“Could you please choke me? … Just for fun.” The teenagers Flavia and Luca sit close together in a room. It is afternoon and in the apartment it seems that no one else is there. The boy doesn’t quite understand the joke, yet he — very cautiously — fulfills the girl’s desire and presses his hands on her throat. The mood, which at the beginning between the two was more playful, changes in an instant.
Luca does not find it funny; he jumps up and wants nothing from Flavia for the moment. The 14-year-old calls after him that she doesn’t want to start anything serious with him right now.
With “De capul nostru,” Romanian for “on our own,” the director Tudor Cristian Jurgiu has found a fluid and personal visual language to draw attention to the topic of the “parentless” youths in his country. About 150,000 children in Romania live on their own, as their parents leave abroad for months, sometimes years, effectively emigrating to work mainly as caregivers for other families or in construction.
“De capul nostru”, Romania/Italy, 2026, Director: Tudor Cristian Jurgiu
20 February, 21:00, Delphi, Berlin
22 February, 17:30, Silent Green, Berlin
This is also the case with Flavia and Luca (naturally and convincingly played by Denisa Vraja and Vlad Furtună), whose parents live in Italy to earn money there. Their return home is unclear and kept being postponed. Flavia responds to the situation with sarcasm and cheek. A highlight is an urgent “family meeting” with their parents — via video call. The screens stand between the feelings, at any moment one could click away from the other and walk off.
Unpredictability of Events
The youths live in a kind of parallel world, where they try to enact their own version of the family and to be left alone by the older generation, which mostly succeeds. The film’s scenes follow one another abruptly, seemingly without a plan, as abrupt as in life itself. This does not make it easy for the viewer at first, but if you lean into it, the unpredictability of events becomes gripping.
Luca hears from his parents little else, unlike Flavia.

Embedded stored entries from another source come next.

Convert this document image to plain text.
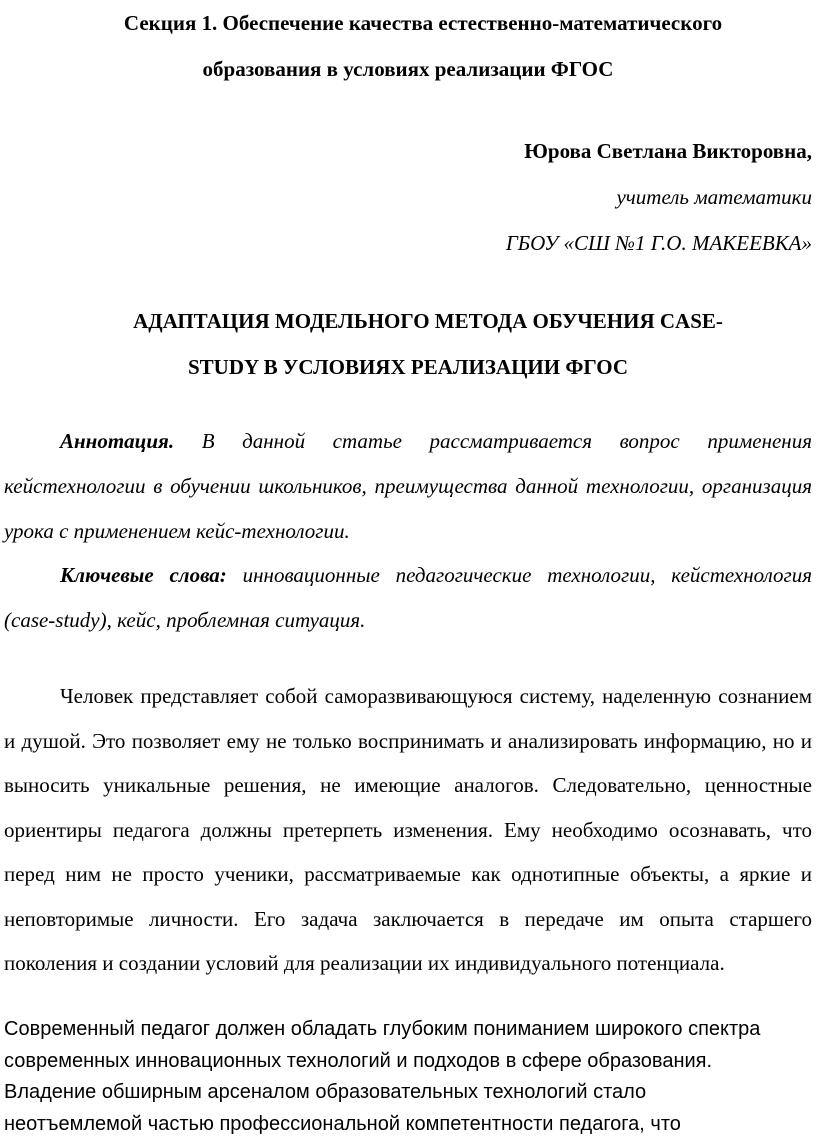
Секция 1. Обеспечение качества естественно-математического
образования в условиях реализации ФГОС
Юрова Светлана Викторовна,
учитель математики
ГБОУ «СШ №1 Г.О. МАКЕЕВКА»
АДАПТАЦИЯ МОДЕЛЬНОГО МЕТОДА ОБУЧЕНИЯ CASE-
STUDY В УСЛОВИЯХ РЕАЛИЗАЦИИ ФГОС
Аннотация. В данной статье рассматривается вопрос применения кейстехнологии в обучении школьников, преимущества данной технологии, организация урока с применением кейс-технологии.
Ключевые слова: инновационные педагогические технологии, кейстехнология (case-study), кейс, проблемная ситуация.
Человек представляет собой саморазвивающуюся систему, наделенную сознанием и душой. Это позволяет ему не только воспринимать и анализировать информацию, но и выносить уникальные решения, не имеющие аналогов. Следовательно, ценностные ориентиры педагога должны претерпеть изменения. Ему необходимо осознавать, что перед ним не просто ученики, рассматриваемые как однотипные объекты, а яркие и неповторимые личности. Его задача заключается в передаче им опыта старшего поколения и создании условий для реализации их индивидуального потенциала.
Современный педагог должен обладать глубоким пониманием широкого спектра современных инновационных технологий и подходов в сфере образования. Владение обширным арсеналом образовательных технологий стало неотъемлемой частью профессиональной компетентности педагога, что
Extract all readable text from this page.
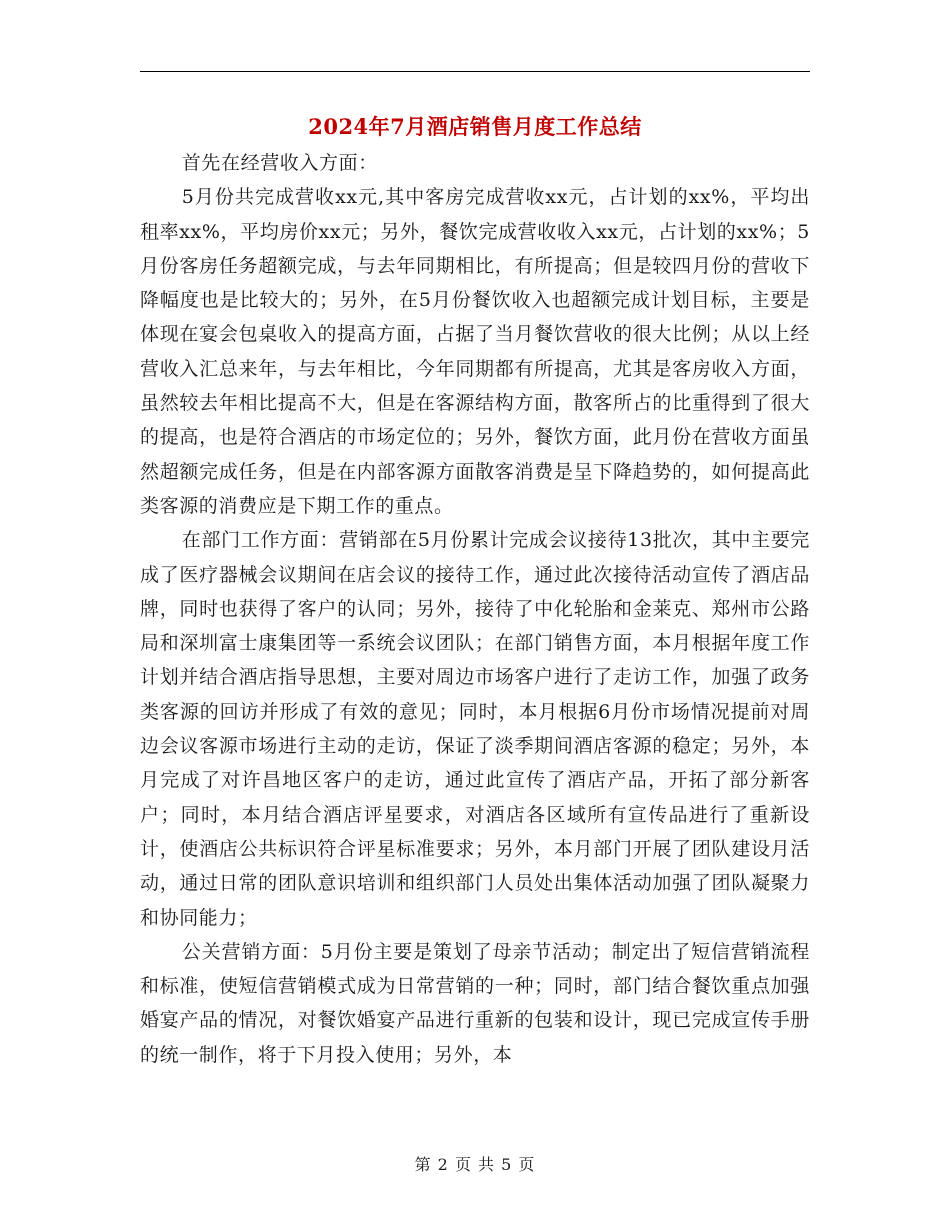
2024年7月酒店销售月度工作总结

首先在经营收入方面：

5月份共完成营收xx元,其中客房完成营收xx元，占计划的xx%，平均出租率xx%，平均房价xx元；另外，餐饮完成营收收入xx元，占计划的xx%；5月份客房任务超额完成，与去年同期相比，有所提高；但是较四月份的营收下降幅度也是比较大的；另外，在5月份餐饮收入也超额完成计划目标，主要是体现在宴会包桌收入的提高方面，占据了当月餐饮营收的很大比例；从以上经营收入汇总来年，与去年相比，今年同期都有所提高，尤其是客房收入方面，虽然较去年相比提高不大，但是在客源结构方面，散客所占的比重得到了很大的提高，也是符合酒店的市场定位的；另外，餐饮方面，此月份在营收方面虽然超额完成任务，但是在内部客源方面散客消费是呈下降趋势的，如何提高此类客源的消费应是下期工作的重点。

在部门工作方面：营销部在5月份累计完成会议接待13批次，其中主要完成了医疗器械会议期间在店会议的接待工作，通过此次接待活动宣传了酒店品牌，同时也获得了客户的认同；另外，接待了中化轮胎和金莱克、郑州市公路局和深圳富士康集团等一系统会议团队；在部门销售方面，本月根据年度工作计划并结合酒店指导思想，主要对周边市场客户进行了走访工作，加强了政务类客源的回访并形成了有效的意见；同时，本月根据6月份市场情况提前对周边会议客源市场进行主动的走访，保证了淡季期间酒店客源的稳定；另外，本月完成了对许昌地区客户的走访，通过此宣传了酒店产品，开拓了部分新客户；同时，本月结合酒店评星要求，对酒店各区域所有宣传品进行了重新设计，使酒店公共标识符合评星标准要求；另外，本月部门开展了团队建设月活动，通过日常的团队意识培训和组织部门人员处出集体活动加强了团队凝聚力和协同能力；

公关营销方面：5月份主要是策划了母亲节活动；制定出了短信营销流程和标准，使短信营销模式成为日常营销的一种；同时，部门结合餐饮重点加强婚宴产品的情况，对餐饮婚宴产品进行重新的包装和设计，现已完成宣传手册的统一制作，将于下月投入使用；另外，本

第 2 页 共 5 页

When his little sister Tina (confident and lively: Mara Diaconu Ducica) gets too wild at school and beats up other children, the brother takes on the paternal role at the parents’ meeting.
It is not clear whether he is aware of the seriousness of the situation, or whether he is pulling the adults’ leg, when he states with a numb, expressionless face that he has already tried everything with his rebellious sister, including violence — of course.
The adults respond with speechlessness, but show little further interest, which seems to be Lucas’s goal.
The group of teenagers moves at their own pace and builds their own world. The film does the same. One simultaneously senses a feeling of freedom and danger. Two younger children — the siblings Lia and Dudu — suddenly appear at Luca’s and the little Tina’s side. They have run away from home and do not yet know exactly where to go. For a short time, it is possible to create a “children’s family” in which Luca and Flavia must quickly become adults.
The experiment will burn out soon, just as the contents of the parents’ package with gifts and goodies from Italy, which the children destroy in a casual fire ritual.